Жутко грамотный русский язык :Roll Eyes (Sarcastic):

----------


## Антон Соносон

> Жутко грамотный русский язык


спасибо переводчикам. В современном русском языке пол-миллиона слов, из них едва ли 10 есть исконно-русских, некоторые из этих исконных слов сейчас употребляются в другом значении  :Facepalm: , сансара она такая

----------


## Нико

> спасибо переводчикам. В современном русском языке пол-миллиона слов, из них едва ли 10 есть исконно-русских, некоторые из этих исконных слов сейчас употребляются в другом значении , сансара она такая


Это не сансара такая, просто не надо *сосредотачиваться*

----------

Антон Соносон (20.06.2014)

----------


## Антончик

> Это не сансара такая, просто не надо *сосредотачиваться*


а что надо делать? рассредотачиваться? ))))))

----------


## Нико

> а что надо делать? рассредотачиваться? ))))))


т*о*читься в обоих случаях. Как с одноточечной, если кто-либо на этом слове настаивает. )

----------

Антон Соносон (20.06.2014)

----------


## Йен

> В приведённой ссылке на форум dhamma.ru обсуждение зачем-то опирается на иностранные словари и Йога-сутру Патанджали, которая к буддийской практике не имеет никакого отношения, те понятия, которые использует Патанджали, в буддизме не используются вообще или используются не так, как в его сутре (сравните её 1 строку с какой-то буддийской йогой и далее - по тексту сутры, включая пуруш с атманами)

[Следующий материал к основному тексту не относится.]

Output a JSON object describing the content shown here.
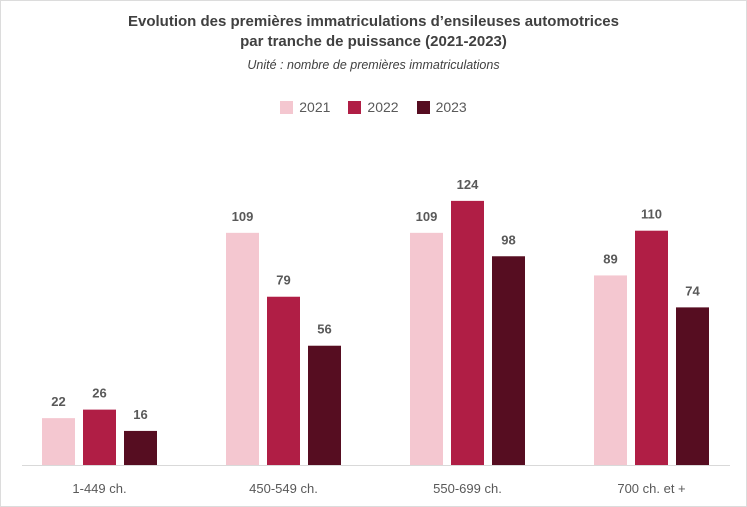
{
  "chart_data": {
    "type": "bar",
    "title_line1": "Evolution des premières immatriculations d’ensileuses automotrices",
    "title_line2": "par tranche de puissance (2021-2023)",
    "subtitle": "Unité : nombre de premières immatriculations",
    "categories": [
      "1-449 ch.",
      "450-549 ch.",
      "550-699 ch.",
      "700 ch. et +"
    ],
    "series": [
      {
        "name": "2021",
        "color": "#f4c7d0",
        "values": [
          22,
          109,
          109,
          89
        ]
      },
      {
        "name": "2022",
        "color": "#b01e45",
        "values": [
          26,
          79,
          124,
          110
        ]
      },
      {
        "name": "2023",
        "color": "#560d21",
        "values": [
          16,
          56,
          98,
          74
        ]
      }
    ],
    "ylim": [
      0,
      140
    ],
    "xlabel": "",
    "ylabel": "",
    "legend_position": "top",
    "grid": false
  }
}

 Там Патанджали просто как пример привели, в дополнение, а разбирают слово ‘ekaggataa’ на языке пали.

----------

sergey (20.06.2014)

----------


## Нико

> Там Патанджали просто как пример привели, в дополнение, а разбирают слово ‘ekaggataa’ на языке пали.


А какое это имеет отношение к разочарованию в сансаре?

----------


## sergey

> есть глагол в русском языке: сосредоточивать (-чить),


Прежде, чем отвечать собеседнику, с выпадами: "_осведомитесь, если не знаете_", с претензиями: "_Если такие тавтологии перемешать с объектами сосредоточения, как это сделали Вы_", стоит внимательно прочитать, что пишет собеседник. Я писал о слове "одноточечность", а не о слове "сосредоточенность", "сосредоточивать" (вариант "сосредотачивать"), а вы мне пытаетесь объяснить значение слова "сосредоточенность" и, похоже, доказать, что нужно использовать его.

----------


## Нико

> Прежде, чем отвечать собеседнику, с выпадами: "_осведомитесь, если не знаете_", с претензиями: "_Если такие тавтологии перемешать с объектами сосредоточения, как это сделали Вы_", стоит внимательно прочитать, что пишет собеседник. Я писал о слове "одноточечность", а не о слове "сосредоточеннность", "сосредоточивать" (вариант "сосредотачивать"), а вы мне пытаетесь объяснить значение слова "сосредоточенность" и, похоже, доказать, что нужно использовать его.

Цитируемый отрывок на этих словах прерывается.